Si a vos te dicen que la única posibilidad que te queda en tu carrera poética es el soneto, la cárcel del soneto, no tenés por qué perder el tiempo manifestando a favor del verso libre. Hay que tratar de hacer el mejor soneto del mundo, pasarse las noches intentando buenos sonetos.Sonetos que, con la experiencia que da la práctica y la pasión, puedan leerse de corrido y parezcan verso libres.
Hernán Casciari
Hernán Casciari
Hoy a la mañana tuve una de esas clases inolvidables. Mi alumno escritor de ficciones me hizo leer su última producción. Su historia era un ejercicio de escritura libre, sin intervención de ningún docente -ni si quiera yo- para encarcelar la inspiración del alumno con la trillada consigna que reza "la historia tiene que empezar con la siguiente frase... Máximo: 350 palabras".
Luego de un viaje por su mundo de ficción, empiezo mi trabajo propiamente dicho. Análisis, sugerencias y lo que más me interesa: lograr que el alumno vea el camino recorrido desde la primera clase, aquella de la protesta solapada: "tengo que" escribir, hasta ésta en la que "quiere", intentar, escribir.
Luego hago mi pregunta favorita por el proceso: ¿cómo surgió la historia? Pretendo un racconto de la génesis, con el fin de lograr algún descubrimiento de patrones a la hora de narrar. Por patrones me refiero a esos rituales que poco tienen que ver con los planes conscientes o con las fechas de entrega.
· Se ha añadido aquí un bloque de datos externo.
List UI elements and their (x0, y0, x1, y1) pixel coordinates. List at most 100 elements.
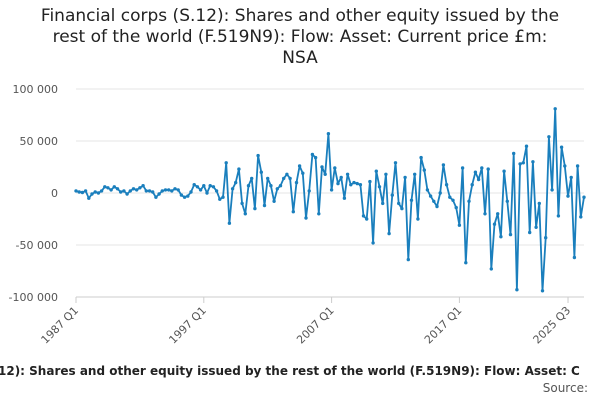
data-point (310, 152, 315, 157)
data-point (301, 171, 305, 175)
data-point (508, 232, 513, 237)
data-point (483, 212, 487, 216)
data-point (448, 195, 452, 199)
data-point (553, 107, 557, 111)
data-point (575, 164, 580, 168)
data-point (189, 190, 193, 194)
data-point (505, 199, 509, 203)
data-point (544, 236, 548, 240)
data-point (93, 190, 97, 194)
chart-title-line-3: NSA (282, 48, 318, 68)
data-point (297, 164, 302, 168)
data-point (313, 155, 318, 160)
data-point (435, 204, 439, 209)
data-point (361, 214, 366, 218)
data-point (307, 189, 311, 193)
data-point (173, 187, 177, 191)
data-point (122, 189, 126, 193)
data-point (480, 166, 484, 170)
data-point (336, 181, 340, 186)
data-point (243, 212, 247, 216)
data-point (444, 183, 449, 187)
data-point (352, 180, 356, 185)
data-point (451, 198, 455, 202)
data-point (326, 132, 331, 136)
data-point (234, 180, 238, 185)
y-tick-label: 100 000 (13, 83, 59, 96)
data-point (345, 172, 350, 176)
data-point (368, 179, 372, 184)
data-point (202, 184, 206, 188)
data-point (106, 186, 110, 190)
data-point (489, 267, 493, 271)
data-point (256, 153, 260, 158)
data-point (230, 187, 235, 191)
data-point (556, 214, 561, 218)
data-point (559, 145, 564, 149)
data-point (496, 212, 500, 216)
data-point (358, 183, 363, 187)
data-point (422, 168, 426, 172)
data-point (74, 189, 78, 193)
data-point (390, 193, 394, 197)
data-point (537, 201, 541, 206)
footer-source-label: Source: (542, 381, 588, 395)
data-point (528, 230, 532, 235)
x-tick-label: 2007 Q1 (294, 304, 337, 347)
data-point (250, 176, 254, 181)
data-point (87, 196, 91, 200)
data-point (211, 185, 216, 189)
data-point (221, 195, 225, 199)
data-point (272, 199, 276, 203)
data-point (218, 197, 222, 201)
data-point (266, 176, 270, 181)
data-point (413, 172, 417, 176)
data-point (467, 199, 471, 203)
data-point (371, 241, 375, 245)
data-point (103, 185, 107, 189)
data-point (186, 194, 190, 198)
data-point (157, 192, 161, 196)
data-point (141, 184, 145, 188)
data-point (441, 163, 446, 167)
x-tick-label: 2017 Q1 (422, 304, 465, 347)
data-point (416, 217, 420, 221)
y-tick-label: -100 000 (9, 291, 58, 304)
y-tick-label: 50 000 (20, 135, 59, 148)
data-point (323, 172, 327, 176)
data-point (144, 189, 148, 193)
data-point (96, 191, 101, 195)
data-point (112, 185, 117, 189)
data-point (406, 257, 410, 262)
data-point (428, 194, 433, 198)
data-point (403, 175, 407, 180)
chart-title-line-1: Financial corps (S.12): Shares and other… (40, 6, 560, 26)
x-tick-label: 1987 Q1 (39, 304, 82, 347)
data-point (339, 175, 343, 180)
data-point (524, 144, 529, 148)
data-point (275, 187, 279, 191)
data-point (349, 183, 353, 187)
data-point (135, 188, 139, 192)
data-point (582, 195, 586, 199)
data-point (518, 162, 522, 166)
data-point (77, 190, 81, 194)
data-point (460, 166, 465, 170)
data-point (147, 189, 152, 193)
data-point (179, 193, 184, 197)
data-point (521, 161, 525, 165)
y-axis-ticks: 100 000 50 000 0 -50 000 -100 000 (9, 83, 58, 304)
data-point (237, 167, 241, 171)
data-point (192, 183, 196, 187)
y-tick-label: 0 (51, 187, 58, 200)
data-point (563, 164, 567, 168)
data-point (400, 206, 404, 211)
data-point (457, 223, 462, 227)
data-point (387, 231, 391, 236)
data-point (304, 216, 308, 220)
data-point (176, 188, 180, 192)
data-point (531, 160, 535, 164)
data-point (253, 206, 257, 211)
data-point (285, 172, 289, 176)
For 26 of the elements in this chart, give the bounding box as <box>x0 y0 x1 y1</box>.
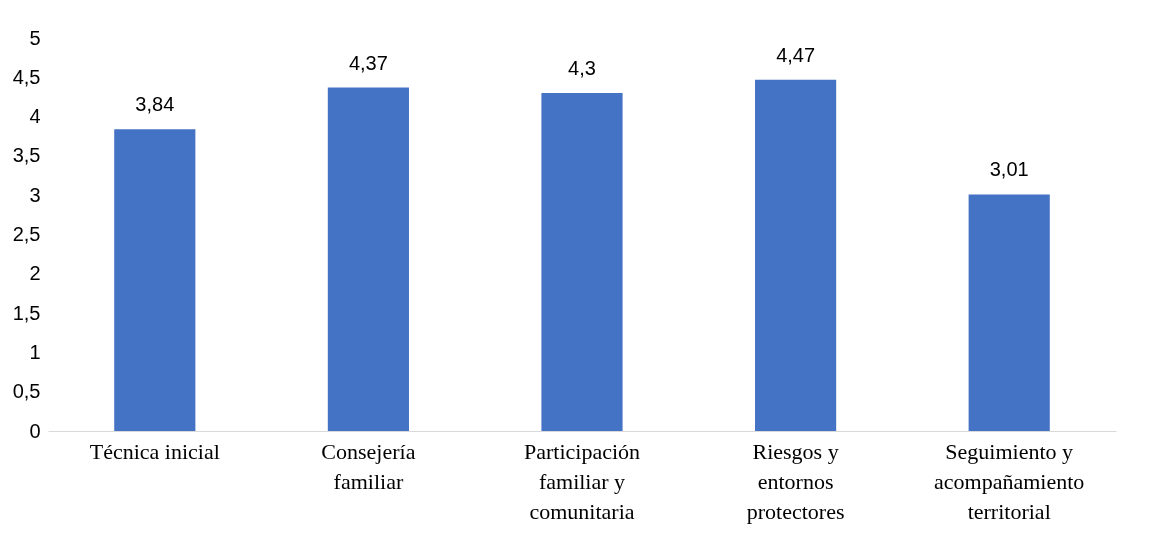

Más interesante es ese momento donde la mente, ya disparada, avanza sobre rieles, y de repente ve por la ventanilla el nombre de la estación: es acá. Acá hay una historia.
Entonces, hay que bajar, buscar mesa de bar y a escribir. Rápido. Donde sea. Pero que no se vaya; sentir el alivio de que, con lo anotado, ya la tengo. Esa es la historia. Falta el final. En un momento posterior, más tranquilo, releyendo, va anotando y, mucho antes de decidir que esa es la última oración - de golpe- ve que la historia ya terminó entre sus dedos. El final se delínea ante los ojos.
Sobre estas cosas versaba la conversación en mi clase de hoy; cuando de pronto, armando un portafolios mental de las etapas de escritura que mi alumno había atravesado, me di cuenta de que él -irónicamente bajo mi tutela- había resuelto mis propios interrogantes sobre cómo expresar algunas cosas. Porque antes las ideas se agolpaban, se agazapaban y, a veces, eran preludios, bocetos de cuadros para pintar algún día. Hasta hoy.
Entonces le pregunté cómo hacía para escribir ahora. Me contestó:
-Ahora trato de empezar por escribir algo parecido a lo que yo quería decir. Después, se llega ahí igual.
Hablamos de las dificultades de expresar en español cuando uno se la pasa leyendo y escribiendo en inglés, engulléndose el acento extranjero. El propio idioma es, a veces, una cárcel después de tanto viaje por la literatura anglosajona. Al final de la clase, nos despedimos, esperanzados de que una relectura de Horacio Quiroga pueda abrirnos camino o develar algún secreto existencial.
Sentí, mientras caminaba hacia mi casa, el alivio proveniente del efecto de la conversación. Conversación que no tuvo lugar en la escuela o en la oficina, sino en un tercer lugar, para el caso, un bar de Buenos Aires. Un lugar neutral, como en tren suburbano: rodeado de extraños y absorto en conversación íntima con un libro. Es allí, precisamente, donde yace un ritmo y un fluir de la conciencia. Ahí donde pareciera que la mente escribe, rodando sobre palabras acertadas que, aunque conocidas, estaban, hasta entonces,vedadas a la propia expresión.